Sunday, August 9, 2020

Yates Contradicts Strzok, Says Comey Brought Up Use of Archaic Law on Flynn



Former Deputy Attorney General Sally Yates on Aug. 5 contradicted the content of notes written by an FBI special agent about the Jan. 5, 2017, White House meeting during which President Barack Obama personally discussed the investigation of President-elect Donald Trump’s incoming national security adviser, Lt. Gen. Michael Flynn.

Yates told the Senate Judiciary Committee that it was FBI Director James Comey, not Vice President Joe Biden, who suggested that Flynn violated the Logan Act in his conversations with then-Russian Ambassador to the United States Sergey Kislyak. She said she couldn’t recall whether Comey brought up the 18th-century law during the White House meeting or at another time.

Yates’s testimony directly contradicted handwritten notes taken by then-FBI Deputy Assistant Director Peter Strzok, who plainly wrote that Biden mentioned the Logan Act during the conversation about intercepted calls between Flynn and Kislyak.

Yates also contradicted Strzok’s notes about the rest of the conversation. The special agent wrote that Obama told Comey to “make sure you look at things” and “have the right people on it.” Yates testified that Obama had merely mentioned that he was aware of the calls, didn’t want to know or influence anything, and asked whether certain intelligence should be withheld from Flynn during the transition.

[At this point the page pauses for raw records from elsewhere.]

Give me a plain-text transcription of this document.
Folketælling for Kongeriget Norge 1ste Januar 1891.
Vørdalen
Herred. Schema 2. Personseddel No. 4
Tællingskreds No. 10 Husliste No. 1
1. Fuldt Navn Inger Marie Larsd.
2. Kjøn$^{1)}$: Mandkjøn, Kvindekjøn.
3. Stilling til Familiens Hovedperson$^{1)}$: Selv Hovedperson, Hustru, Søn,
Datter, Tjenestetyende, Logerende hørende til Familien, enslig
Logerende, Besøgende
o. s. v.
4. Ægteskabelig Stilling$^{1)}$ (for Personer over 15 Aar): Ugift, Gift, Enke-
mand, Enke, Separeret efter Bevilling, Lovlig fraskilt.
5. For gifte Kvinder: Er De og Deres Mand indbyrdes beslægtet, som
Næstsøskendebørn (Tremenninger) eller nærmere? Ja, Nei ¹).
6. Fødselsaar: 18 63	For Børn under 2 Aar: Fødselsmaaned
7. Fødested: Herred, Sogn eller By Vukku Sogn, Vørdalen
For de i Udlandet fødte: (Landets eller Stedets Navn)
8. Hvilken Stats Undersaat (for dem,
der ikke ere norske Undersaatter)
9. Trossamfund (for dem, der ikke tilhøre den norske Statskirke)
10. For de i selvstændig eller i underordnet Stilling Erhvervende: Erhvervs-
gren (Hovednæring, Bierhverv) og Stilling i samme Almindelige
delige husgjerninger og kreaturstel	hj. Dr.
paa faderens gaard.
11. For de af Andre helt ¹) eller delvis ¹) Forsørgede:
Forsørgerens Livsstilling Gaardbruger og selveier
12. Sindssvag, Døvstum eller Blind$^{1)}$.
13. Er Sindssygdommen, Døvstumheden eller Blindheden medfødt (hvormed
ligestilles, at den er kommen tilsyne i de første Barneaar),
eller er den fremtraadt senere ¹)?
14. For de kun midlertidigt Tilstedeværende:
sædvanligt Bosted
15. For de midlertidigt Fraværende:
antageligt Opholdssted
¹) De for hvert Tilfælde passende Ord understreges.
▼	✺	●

“At this point, I didn’t know why the president was asking this question, because this was the first I had heard of the calls between Flynn and Kislyak,” Yates said in her opening remarks. “I was really surprised both that General Flynn engaged in these discussions and that Director Comey knew about them but I didn’t.”

Yates had already provided similar testimony to special counsel Robert Mueller, although she left Biden off the list of attendees when she described the meeting to the investigators. The contradictions unearthed by Strzok’s notes raised the question of whether she would stand by what she told Mueller.

The Senate Judiciary Committee is conducting the latest in a series of congressional probes into Crossfire Hurricane, the FBI’s investigation of the Trump campaign during and after the 2016 presidential election. 

As part of the investigation, the bureau used an unverified dossier funded by the election campaign of Trump’s rival, Hillary Clinton, to secure a warrant to spy on a Trump campaign associate. The FBI failed to inform the secret court that approved the warrants that Clinton funded the document behind some of the allegations in the paperwork. Yates signed the initial spy warrant application and the first renewal request. At the Aug. 5 hearing, she said she wouldn’t have signed the two applications if she had known then what she knows now.

Contradictions in the accounts of the Jan. 5, 2017, White House meeting continue to pile up. Strzok’s notes suggest the outgoing president directly engaged in the investigation of an incoming administration, undermining a long-running tradition of a peaceful transition of power. Yates’s highly-contradictory recollection of the events only raised more questions about what really happened.

Notably, Strzok’s handwritten notes appear to have been written in real time while he was either listening in on or being briefed about the meeting. Strzok had reason to believe the notes would never see the light of day and had little reason to record something that wasn’t said.

It’s still unclear how Obama learned of the Flynn–Kislyak intercepts. Comey said then-Director of National Intelligence James Clapper briefed the president. Clapper told Congress he never briefed Obama on the calls. Yates said she doesn’t know how Obama came to learn of the intercepts. Trump on Aug. 5 suggested that Yates was the one who leaked the calls.

“Sally Yates has zero credibility,” Trump wrote on Twitter. “She was a part of the greatest political crime of the Century, and ObamaBiden knew EVERYTHING! Sally Yates leaked the General Flynn conversation? Ask her under oath.”

In phone calls with Kislyak, Flynn asked the Russian ambassador to not escalate Russia’s response to the outgoing Obama administration’s expulsion of Russian diplomats. When Moscow didn’t escalate, Obama asked the intelligence community to find out what happened, according to Yates. The call intercepts were flagged as part of the resulting search, she said.

In late 2017, Flynn pleaded guilty to lying to the FBI about his conversations with the ambassador. He has since moved to withdraw the plea, citing government misconduct and a conflict of interest by his former counsel, who he said advised him to plead guilty. The Department of Justice has since asked a federal judge to dismiss the case after an internal audit concluded that the FBI had no basis to interview Flynn in the first place.

Yates agreed on Aug. 5 that Comey went “rogue” when he sent Strzok and special agent Joe Pientka to the White House to interview Flynn. Yates had planned to inform the White House about Flynn the same day, but discovered that Comey had sent in the agents without consulting her. She nonetheless said the agents had sufficient reason to conduct the interview.

On the day before the Jan. 5, 2017, meeting at the White House, the FBI agent working Flynn’s case had submitted paperwork to close the investigation. The agent wrote that the probe didn’t turn up any derogatory information on Flynn. Strzok intervened the same day to keep the case open, telling the agent that bureau management had gotten involved.